The relevant data protection principles for the purposes of this policy are that personal data must be:

  1. Adequate, relevant and limited to what is necessary in relation to the purposes for which they are processed ('data minimisation')
  2. Accurate and, where necessary, kept up to date; every reasonable step must be taken to ensure that personal data that are inaccurate, having regard to the purposes for which they are processed, are erased or rectified without delay ('accuracy')
  3. Kept in a form which permits identification of data subjects for no longer than is necessary for the purposes for which the personal data are processed; personal data may be stored for longer periods insofar as the personal data will be processed solely for archiving purposes in the public interest, scientific or historical research purposes or statistical purposes, subject to implementation of the appropriate technical and organisational measures in order to safeguard the rights and freedoms of the data subject ('storage limitation')
  4. Processed in a manner that ensures appropriate security of the personal data, including protection against unauthorised or unlawful processing and against accidental loss, destruction or damage, using appropriate technical or organisational measures ('integrity and confidentiality').

NOTE: Keeping personal data unnecessarily may use up valuable storage space, incur unnecessary costs and impose on us a significant liability risk.
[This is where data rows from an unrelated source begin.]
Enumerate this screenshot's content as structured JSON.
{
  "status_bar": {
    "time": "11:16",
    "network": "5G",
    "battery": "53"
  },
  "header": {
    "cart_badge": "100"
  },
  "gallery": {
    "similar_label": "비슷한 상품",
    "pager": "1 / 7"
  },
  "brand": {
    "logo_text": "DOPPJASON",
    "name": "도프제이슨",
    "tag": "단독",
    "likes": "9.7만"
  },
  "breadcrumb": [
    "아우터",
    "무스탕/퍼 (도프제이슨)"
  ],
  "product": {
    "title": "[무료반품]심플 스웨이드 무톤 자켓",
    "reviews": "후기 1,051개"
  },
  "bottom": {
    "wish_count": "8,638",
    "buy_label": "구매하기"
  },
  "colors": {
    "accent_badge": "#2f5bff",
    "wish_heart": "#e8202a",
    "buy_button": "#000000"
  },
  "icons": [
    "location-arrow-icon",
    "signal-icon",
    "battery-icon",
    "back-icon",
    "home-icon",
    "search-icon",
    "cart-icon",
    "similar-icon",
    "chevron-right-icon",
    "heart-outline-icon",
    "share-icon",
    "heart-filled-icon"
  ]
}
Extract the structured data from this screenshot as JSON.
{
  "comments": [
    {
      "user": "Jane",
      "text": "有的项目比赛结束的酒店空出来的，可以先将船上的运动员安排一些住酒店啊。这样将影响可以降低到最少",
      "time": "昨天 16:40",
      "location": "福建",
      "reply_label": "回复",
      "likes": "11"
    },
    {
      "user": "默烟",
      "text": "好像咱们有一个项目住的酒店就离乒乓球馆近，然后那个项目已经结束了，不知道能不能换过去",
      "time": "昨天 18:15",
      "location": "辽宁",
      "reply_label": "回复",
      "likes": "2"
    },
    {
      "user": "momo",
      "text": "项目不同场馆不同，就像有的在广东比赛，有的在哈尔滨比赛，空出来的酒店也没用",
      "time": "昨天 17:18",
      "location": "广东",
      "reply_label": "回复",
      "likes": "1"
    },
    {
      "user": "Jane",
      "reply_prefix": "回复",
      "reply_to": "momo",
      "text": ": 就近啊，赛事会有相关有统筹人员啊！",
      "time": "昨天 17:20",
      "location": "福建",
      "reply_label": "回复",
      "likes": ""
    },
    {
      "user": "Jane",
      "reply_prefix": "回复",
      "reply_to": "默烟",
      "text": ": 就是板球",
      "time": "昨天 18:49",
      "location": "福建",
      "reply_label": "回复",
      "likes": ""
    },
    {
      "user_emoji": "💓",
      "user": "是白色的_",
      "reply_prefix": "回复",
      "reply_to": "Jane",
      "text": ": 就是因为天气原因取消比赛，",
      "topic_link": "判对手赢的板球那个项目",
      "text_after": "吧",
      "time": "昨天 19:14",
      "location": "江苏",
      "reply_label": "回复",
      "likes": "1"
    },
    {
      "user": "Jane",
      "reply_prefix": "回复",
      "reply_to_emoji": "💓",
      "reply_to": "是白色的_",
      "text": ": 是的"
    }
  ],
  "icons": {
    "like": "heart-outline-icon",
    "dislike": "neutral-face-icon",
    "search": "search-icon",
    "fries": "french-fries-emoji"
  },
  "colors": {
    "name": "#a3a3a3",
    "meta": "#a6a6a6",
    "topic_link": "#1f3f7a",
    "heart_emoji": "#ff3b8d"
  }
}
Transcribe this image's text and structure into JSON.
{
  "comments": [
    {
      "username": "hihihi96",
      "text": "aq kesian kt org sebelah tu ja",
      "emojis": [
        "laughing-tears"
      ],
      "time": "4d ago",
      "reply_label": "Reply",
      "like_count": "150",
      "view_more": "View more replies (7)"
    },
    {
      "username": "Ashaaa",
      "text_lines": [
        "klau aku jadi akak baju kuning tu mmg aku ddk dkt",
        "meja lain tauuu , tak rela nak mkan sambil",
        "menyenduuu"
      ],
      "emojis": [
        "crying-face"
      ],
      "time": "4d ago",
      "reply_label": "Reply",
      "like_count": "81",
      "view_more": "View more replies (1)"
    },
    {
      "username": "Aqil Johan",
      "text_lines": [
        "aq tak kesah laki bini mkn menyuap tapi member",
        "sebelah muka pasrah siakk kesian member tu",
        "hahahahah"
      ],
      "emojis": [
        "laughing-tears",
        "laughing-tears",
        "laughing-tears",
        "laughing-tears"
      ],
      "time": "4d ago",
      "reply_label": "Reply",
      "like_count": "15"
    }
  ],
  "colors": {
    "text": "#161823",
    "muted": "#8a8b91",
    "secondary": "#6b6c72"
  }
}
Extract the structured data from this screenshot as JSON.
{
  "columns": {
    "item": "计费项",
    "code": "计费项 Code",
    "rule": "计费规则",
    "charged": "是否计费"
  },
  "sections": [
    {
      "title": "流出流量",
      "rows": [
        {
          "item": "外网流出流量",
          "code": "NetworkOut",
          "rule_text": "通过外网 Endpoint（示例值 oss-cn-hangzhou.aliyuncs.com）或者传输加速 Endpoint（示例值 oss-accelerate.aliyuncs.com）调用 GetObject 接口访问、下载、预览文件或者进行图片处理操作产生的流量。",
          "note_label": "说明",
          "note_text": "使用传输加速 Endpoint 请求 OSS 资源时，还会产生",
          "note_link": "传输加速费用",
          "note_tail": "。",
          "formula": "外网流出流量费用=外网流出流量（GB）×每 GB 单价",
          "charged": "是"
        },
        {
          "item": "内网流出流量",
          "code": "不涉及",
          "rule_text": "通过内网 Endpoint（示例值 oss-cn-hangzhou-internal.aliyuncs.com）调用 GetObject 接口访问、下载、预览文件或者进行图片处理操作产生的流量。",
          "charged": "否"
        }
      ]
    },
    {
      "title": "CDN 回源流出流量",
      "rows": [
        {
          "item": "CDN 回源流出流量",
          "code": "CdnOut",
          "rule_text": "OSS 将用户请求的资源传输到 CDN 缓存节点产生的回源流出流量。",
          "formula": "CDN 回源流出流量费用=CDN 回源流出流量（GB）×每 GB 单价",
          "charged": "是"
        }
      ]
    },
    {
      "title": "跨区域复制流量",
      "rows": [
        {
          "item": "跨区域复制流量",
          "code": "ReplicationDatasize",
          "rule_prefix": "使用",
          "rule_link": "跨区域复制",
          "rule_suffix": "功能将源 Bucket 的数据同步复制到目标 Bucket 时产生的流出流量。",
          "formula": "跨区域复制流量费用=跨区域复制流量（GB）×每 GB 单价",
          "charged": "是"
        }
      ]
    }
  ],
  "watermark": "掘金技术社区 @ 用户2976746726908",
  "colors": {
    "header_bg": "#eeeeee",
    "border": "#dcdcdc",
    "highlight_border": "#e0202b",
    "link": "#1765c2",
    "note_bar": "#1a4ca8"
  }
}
Roles and responsibilities


The Management of Sterling Ford has ultimate responsibility for ensuring compliance with the GDPR, the data protection principles and this policy.

The day-to-day operational responsibility for ensuring Sterling Ford comply with the GDPR, the data protection principles and this policy lies with the firm's internal Data Protection Officer (DPO), who may be contacted at info@sterlingford.co.uk.

All staff have a responsibility to comply with the GDPR, the data protection principles and this policy when carrying out their duties.

Line managers are responsible for supporting staff's adherence with this policy.

Failure to comply with this policy may result in legal and/or disciplinary action.



Retention


We will destroy correspondence and other files that we store electronically or otherwise once we deem these to be no longer relevant except those that are required by law or professional guidelines to be kept for specified periods. Unless we are required to keep data for specified periods, we will typically keep it for no longer than seven years.



Disposal and Destruction


When the retention periods expire we must dispose of and destroy all personal data unless a Partner or Director authorises that such data should be retained.

Any personal data recorded on paper shall be shred securely.

Files currently in archive are stored at an in-house document storage facility. Any paper file retrieved from archive must be returned to archive as soon as the need has been fulfilled. If the data on the file is past its retention period at the point that the file is no longer required then the file shall be shred securely.

Files held in archive are securely disposed of periodically in accordance with the catalogued retention periods.

Unless filed in a permanent file or in other such way as to indicate a specified retention period, digital data will be automatically deleted after 7 years.

NOTE: Sterling Ford staff are required to adhere to this policy at all times. Retaining or destroying personal data in breach of this policy may be considered serious gross misconduct and may lead to dismissal.